Do you ever have trouble finding the right words for your songs? Do you find it difficult to chose words that convey the meaning, mood, and connotation you’re going for and while fitting into your rhythm and rhyme scheme?

I know I do. For me, word choice is by far the most time consuming aspect of songwriting. Topics, imagery, and melodies flow from me freely, but putting everything into words can be a slow, painstaking process.

I can’t say I’ve found a way to write thoughtful and well-written songs in 20 minutes or less, but I do have three super simple strategies that help me pick the perfect words for my songs.

1. Check a Rhyme Dictionary

Use this strategy when your rhyme scheme is giving you trouble. Of course, you can brainstorm rhymes on your own, but, there may be times when you’re just not thinking of the one perfect word. The rhyme dictionary will help you find it quickly.

Rhyme dictionaries can also show you when it’s time to consider changing your wording. You might look up a word you’re trying to rhyme and find only two or three other words that rhyme. More often than not, the available options won’t quite work with your song. Though you probably love your original line, and it’s tempting to write a convoluted line that sort of makes sense, I recommend rewording. Every time I’ve tried to force a rhyme, the line has come out awkward and weird.

Way back in elementary school, my teacher discouraged us from using rhyme dictionaries when we wrote poetry, thinking is somehow squashed our creativity. I couldn’t disagree more – I use a rhyme dictionary nearly every time I write songs, and it helps tremendously. But you do need to use your rhyme dictionary intelligently and not let it limit you. Be aware that typically, rhyme dictionaries don’t list every word in the English language: they might leave our slang, or unusual, archaic, or “advanced” vocabulary words.

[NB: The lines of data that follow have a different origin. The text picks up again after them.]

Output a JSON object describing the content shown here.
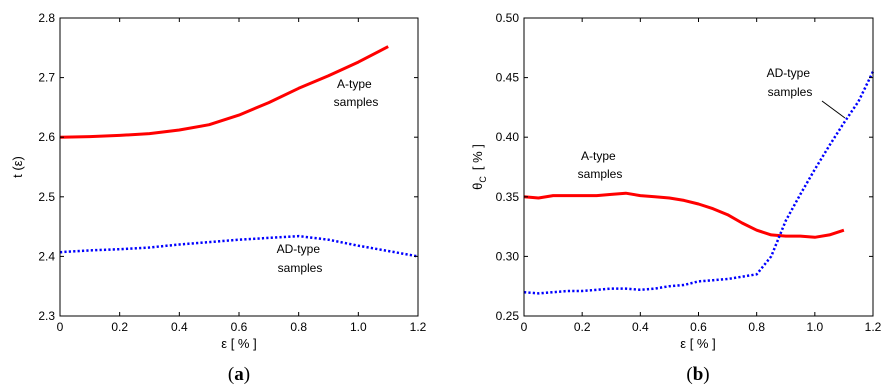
{
  "chart_data": [
    {
      "type": "line",
      "panel_label": {
        "open": "(",
        "letter": "a",
        "close": ")"
      },
      "title": "",
      "xlabel": "ε [ % ]",
      "ylabel": "t (ε)",
      "xlim": [
        0,
        1.2
      ],
      "ylim": [
        2.3,
        2.8
      ],
      "xticks": [
        "0",
        "0.2",
        "0.4",
        "0.6",
        "0.8",
        "1.0",
        "1.2"
      ],
      "yticks": [
        "2.3",
        "2.4",
        "2.5",
        "2.6",
        "2.7",
        "2.8"
      ],
      "grid": false,
      "legend": "none",
      "series": [
        {
          "name": "A-type samples",
          "color": "#ff0000",
          "style": "solid",
          "annotation": [
            "A-type",
            "samples"
          ],
          "x": [
            0,
            0.1,
            0.2,
            0.3,
            0.4,
            0.5,
            0.6,
            0.7,
            0.8,
            0.9,
            1.0,
            1.1
          ],
          "y": [
            2.6,
            2.601,
            2.603,
            2.606,
            2.612,
            2.621,
            2.637,
            2.658,
            2.682,
            2.703,
            2.726,
            2.752
          ]
        },
        {
          "name": "AD-type samples",
          "color": "#0000ff",
          "style": "dotted",
          "annotation": [
            "AD-type",
            "samples"
          ],
          "x": [
            0,
            0.1,
            0.2,
            0.3,
            0.4,
            0.5,
            0.6,
            0.7,
            0.8,
            0.9,
            1.0,
            1.1,
            1.2
          ],
          "y": [
            2.407,
            2.41,
            2.412,
            2.415,
            2.42,
            2.424,
            2.428,
            2.431,
            2.434,
            2.428,
            2.418,
            2.409,
            2.4
          ]
        }
      ]
    },
    {
      "type": "line",
      "panel_label": {
        "open": "(",
        "letter": "b",
        "close": ")"
      },
      "title": "",
      "xlabel": "ε [ % ]",
      "ylabel": "θ",
      "ylabel_sub": "C",
      "ylabel_unit": "[ % ]",
      "xlim": [
        0,
        1.2
      ],
      "ylim": [
        0.25,
        0.5
      ],
      "xticks": [
        "0",
        "0.2",
        "0.4",
        "0.6",
        "0.8",
        "1.0",
        "1.2"
      ],
      "yticks": [
        "0.25",
        "0.30",
        "0.35",
        "0.40",
        "0.45",
        "0.50"
      ],
      "grid": false,
      "legend": "none",
      "series": [
        {
          "name": "A-type samples",
          "color": "#ff0000",
          "style": "solid",
          "annotation": [
            "A-type",
            "samples"
          ],
          "x": [
            0,
            0.05,
            0.1,
            0.15,
            0.2,
            0.25,
            0.3,
            0.35,
            0.4,
            0.45,
            0.5,
            0.55,
            0.6,
            0.65,
            0.7,
            0.75,
            0.8,
            0.85,
            0.9,
            0.95,
            1.0,
            1.05,
            1.1
          ],
          "y": [
            0.35,
            0.349,
            0.351,
            0.351,
            0.351,
            0.351,
            0.352,
            0.353,
            0.351,
            0.35,
            0.349,
            0.347,
            0.344,
            0.34,
            0.335,
            0.328,
            0.322,
            0.318,
            0.317,
            0.317,
            0.316,
            0.318,
            0.322
          ]
        },
        {
          "name": "AD-type samples",
          "color": "#0000ff",
          "style": "dotted",
          "annotation": [
            "AD-type",
            "samples"
          ],
          "x": [
            0,
            0.05,
            0.1,
            0.15,
            0.2,
            0.25,
            0.3,
            0.35,
            0.4,
            0.45,
            0.5,
            0.55,
            0.6,
            0.65,
            0.7,
            0.75,
            0.8,
            0.85,
            0.9,
            0.95,
            1.0,
            1.05,
            1.1,
            1.15,
            1.2
          ],
          "y": [
            0.27,
            0.269,
            0.27,
            0.271,
            0.271,
            0.272,
            0.273,
            0.273,
            0.272,
            0.273,
            0.275,
            0.276,
            0.279,
            0.28,
            0.281,
            0.283,
            0.285,
            0.3,
            0.33,
            0.352,
            0.373,
            0.393,
            0.412,
            0.43,
            0.455
          ]
        }
      ]
    }
  ]
}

And, remember that rhyme dictionaries list rhymes on a one-to-one word ratio, but you can make great rhymes by combing two words. At the end of “Save a Dolphin,” for example, I rhyme “In fact, or” with “trash compactor.” If a search in the rhyme dictionary proves fruitless, it might be worth spending a little extra time brainstorming for a rhyme before you change your wording.

If you’d like to try using a rhyme dictionary, here’s a link to the one I use: I use it mostly out of habit and there may be better ones available, but it has helped me write some great songs.

2. Use a Thesaurus

A thesaurus is most useful in two situations. The first is when you know exactly what mood and meaning you want to convey, but you aren’t able to come up with the right word. You can probably think of a word that’s close to what you mean, but not quite right. If you look up that word in a thesaurus, you’ll find a list of synonyms. Some of the words will be more or less interchangeable with the word you looked up, but many will have different feels or connotations. With luck, one of them will be just the word you’re looking for.

The second time a thesaurus is useful is when you already have the perfect word, but it doesn’t fit in with the rhythm of your melody. Maybe it has two few or too many syllables, or maybe the inflection is on the wrong part of the word. A thesaurus will help you find alternate words that fit in better with your rhythm.

One word of caution about the thesaurus: if you find a word you don’t know, don’t use it in your song. Looking up the definition of a word is not always enough to get a full sense of how it’s used in context. You may think the word sounds good in your line, but you may be using it in an awkward and unusual way, or it may have a connotation you’re not aware of. It’s best to use of a thesaurus to remind yourself of words you already know, not to learn new vocabulary.

When I need a thesaurus, I consult either the one built into Microsoft Word (which is not very good, but it’s convenient) or

3. Make Word Lists

Making word lists might be my most-used songwriting technique. As I’m writing a song, I make lists of related words off to the side to help me create the right sounds and tone. On one of the pages I used to write “Dragon’s Song,” for example, I see three lists:

  • seen, green, mean, clean (rhymes)
  • lantern, torch, candle (synonyms)
  • mardi gras beads beads, tinsel, mood ring, dollar store (related imagery)

Writing down lists such as these helps me easily compare words and weigh my options. It also helps show me if I need to make changes in what I’ve already written to make the song work. (I didn’t use any of the words rhyming with “seen” in “Dragon’s Song” for example.

Here are the five most common types of lists I make, with examples:

  1. Rhymes
    fun, sun, done
  2. Alliterations
    salty, stale, spongy
  3. Synonyms
    tall, towering, giant
  4. mood or atmosphere words
    dim, creepy, deserted
  5. related imagery words
    creek, moss, fern

The great thing about word lists is you can make any type of list that’s useful to you. And if you’re doing all your writing in one place, such as a song journal, you can flip back to your older lists and use them when writing new material.